In The Highstreet Group by John Bartoletta

Despite the S&P and NASDAQ touching new highs on Monday, we think the overall trend of volatility continues to provide very little clarity for market direction. In addition, the Dow Industrials are also trading just below their highs and while they could get to new highs, the lack of market breadth is working against it. The missing ingredient to an overall bullish forecast is the continued weakness in the transports and utilities, as well as many other major market groups that are in various correcting trends.

Few stocks have performed in-line with the indexes with many making moves that have been either dramatically higher or lower than the Index performance so far this year. The best performers have tended to be stocks of companies with the best fundamental developments for the period and we view these stocks as largely good holds as long as the underlying fundamentals continue to improve. However, we have a hard time purchasing such stocks after they have made big moves to the upside. We view the risk of possible change as being too high to chase the top-performing stocks unless a good risk-control strategy is also used as downside protection. Hedging the portfolio would be prudent, even sector related hedging to reduce overall portfolio exposure.

While we may see some strength in the S&P 500 in the near term, we regard this as a token move that will not be long-lasting, but may cause a bit of near-term excitement. On a side note, we are surprised at the number of bearish headlines we continue to read regarding the U.S. and world economic situations, and believe that by the time that news and opinion is widely recognized, it is already priced into the market.
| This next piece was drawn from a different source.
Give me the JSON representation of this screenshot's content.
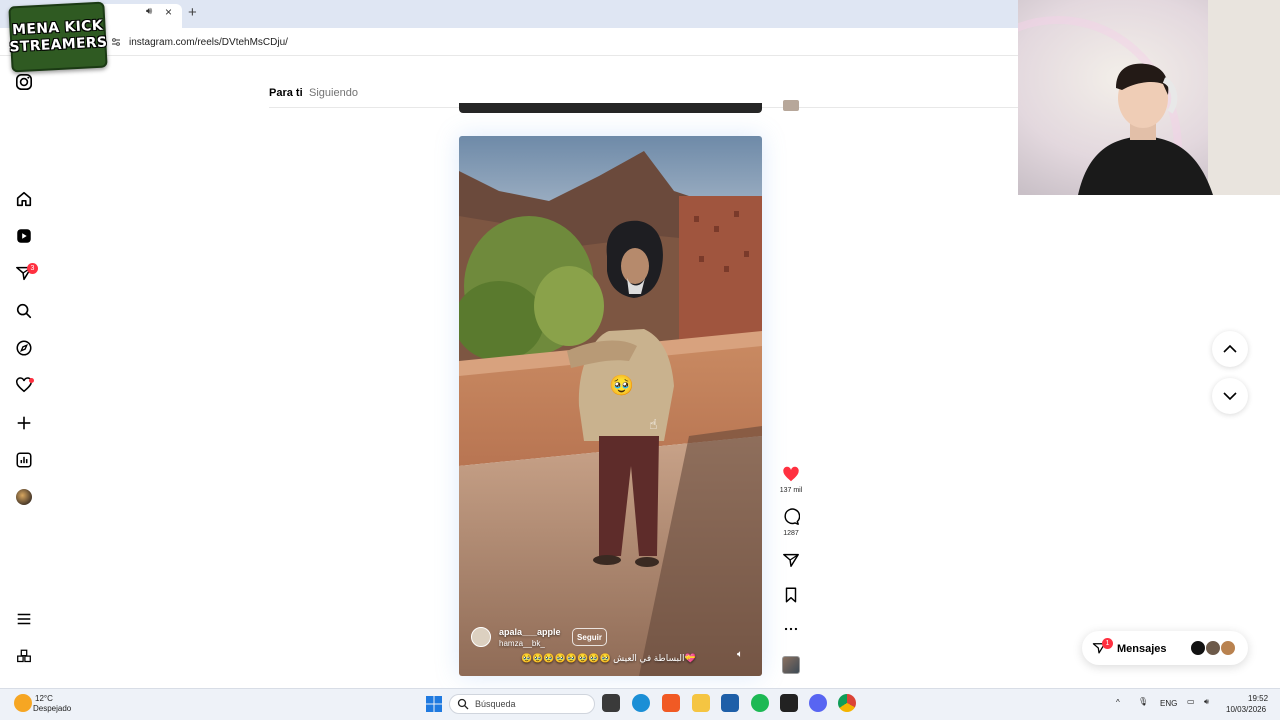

It’s when the news becomes too optimistic that we would become more worried, and that is not the case today with the steady stream of negative headlines we are seeing.

TRADING UPDATE: Remember, diminished or lack of global growth will eventually override generally bullish US fundamentals. This may contribute to increased headline volatility that is difficult (if not impossible) to anticipate as to when it may occur with either fundamental or technical analysis. We have stopped buying equities at this time. This market is being forced higher and we will move in unison with the rally. However, we remain cautious and will look for anything that could derail the current trend. We recently initiated, and subsequently added to, an equity hedge equivalent to 10% of the portfolio. This is a purely cautionary strategy given current market conditions. We continue to remain diligent in our research and will continually monitor the markets and report back as data becomes available.